Leadership and Anxiety–Containment and Metabolism I: Anxiety in a VUCA-Plus Environment
The second type of issue that a 21st Century leader faces with VUCA and VUCA-Plus can be labeled a “problem”. Some other authors have described these as “wicked” issues. Problems can be differentiated from puzzles because there are multiple perspectives that can be applied when analyzing a problem. Several possible solutions are associated with any one problem and multiple criteria can be applied to the evaluation of the potential effectiveness of any one solution.
There are many more cognitive demands being placed on us when we confront problems than when we confront puzzles—given that problems do not have simple or single solutions. Problems are multi-dimensional and inter-disciplinary in nature. They are inevitably complicated in that they involve many elements (Miller and Page, 2007). Any one problem can be viewed from many different points of view—thus it is unclear when they have been successfully resolved. For example, we find a technical solution and realize that the problem has financial implications. We address the financial implications and soon find that there are a whole host of managerial concerns associated with the problem.
Researchers and theorists who are seeking to understand complicated problems often describe the settings in which problems emerge as “rugged landscapes.” (Miller and Page, 2007, p. 216) This type of landscape is filled with many mountains of about the same height (think of the majestic mountain range called the Grand Tetons or the front range of the Rocky Mountains that citizens of Denver Colorado see every day), as compared with a landscape in which one mountain peak dominates (think of Mount Rainier). In a rugged landscape that is complicated, one finds many competing viewpoints about which mountain is higher or which vista is more beautiful. A similar case can be made regarding the challenging VUCA-Plus problems facing the 21st Century leader.

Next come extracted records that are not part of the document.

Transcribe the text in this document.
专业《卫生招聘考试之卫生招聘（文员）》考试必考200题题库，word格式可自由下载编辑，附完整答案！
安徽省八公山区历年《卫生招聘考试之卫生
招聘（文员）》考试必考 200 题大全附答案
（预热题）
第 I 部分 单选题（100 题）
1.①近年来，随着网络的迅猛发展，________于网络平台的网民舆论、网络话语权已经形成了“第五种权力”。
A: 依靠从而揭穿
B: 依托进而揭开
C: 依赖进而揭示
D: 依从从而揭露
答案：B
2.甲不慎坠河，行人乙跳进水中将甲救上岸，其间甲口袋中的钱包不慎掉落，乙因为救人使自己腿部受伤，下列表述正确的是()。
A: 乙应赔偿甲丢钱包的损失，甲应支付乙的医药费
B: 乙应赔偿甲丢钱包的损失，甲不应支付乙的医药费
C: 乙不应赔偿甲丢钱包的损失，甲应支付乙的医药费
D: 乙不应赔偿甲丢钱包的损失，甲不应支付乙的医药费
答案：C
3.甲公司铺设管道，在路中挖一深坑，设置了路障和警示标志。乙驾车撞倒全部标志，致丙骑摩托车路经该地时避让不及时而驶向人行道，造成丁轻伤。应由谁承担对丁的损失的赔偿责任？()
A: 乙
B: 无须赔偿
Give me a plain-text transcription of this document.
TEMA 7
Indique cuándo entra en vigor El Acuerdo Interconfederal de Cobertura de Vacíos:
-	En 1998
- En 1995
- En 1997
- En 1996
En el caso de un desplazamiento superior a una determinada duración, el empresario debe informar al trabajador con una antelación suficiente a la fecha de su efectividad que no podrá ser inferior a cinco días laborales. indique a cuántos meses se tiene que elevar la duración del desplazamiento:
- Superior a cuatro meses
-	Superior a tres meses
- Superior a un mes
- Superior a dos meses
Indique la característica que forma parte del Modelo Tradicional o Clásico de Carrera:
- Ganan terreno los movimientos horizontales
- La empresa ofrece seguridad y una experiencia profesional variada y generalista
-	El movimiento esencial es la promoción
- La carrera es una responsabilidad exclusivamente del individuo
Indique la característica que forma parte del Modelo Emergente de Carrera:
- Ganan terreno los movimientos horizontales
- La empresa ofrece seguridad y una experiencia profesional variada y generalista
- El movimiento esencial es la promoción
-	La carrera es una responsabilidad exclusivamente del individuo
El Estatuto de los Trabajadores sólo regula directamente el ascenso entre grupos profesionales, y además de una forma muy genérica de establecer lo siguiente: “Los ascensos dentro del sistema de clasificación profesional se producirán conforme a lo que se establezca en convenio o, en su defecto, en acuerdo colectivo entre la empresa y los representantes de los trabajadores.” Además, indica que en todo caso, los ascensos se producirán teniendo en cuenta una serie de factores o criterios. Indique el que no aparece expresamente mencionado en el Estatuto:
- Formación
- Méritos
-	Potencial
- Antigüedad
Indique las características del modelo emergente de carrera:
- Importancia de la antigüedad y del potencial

When certain issues that managers face appear impervious to a definitive solution, it becomes useful to classify them as dilemmas. While dilemmas like problems are complicated, they are also complex, in that each of the many elements embedded in the dilemma is connected to each (or most) of the other elements (Miller and Page, 2007). We may view the problem from one perspective and take action to alleviate one part of the problem; we then immediately confront another part of the problem, often represented by an opposing stakeholder group.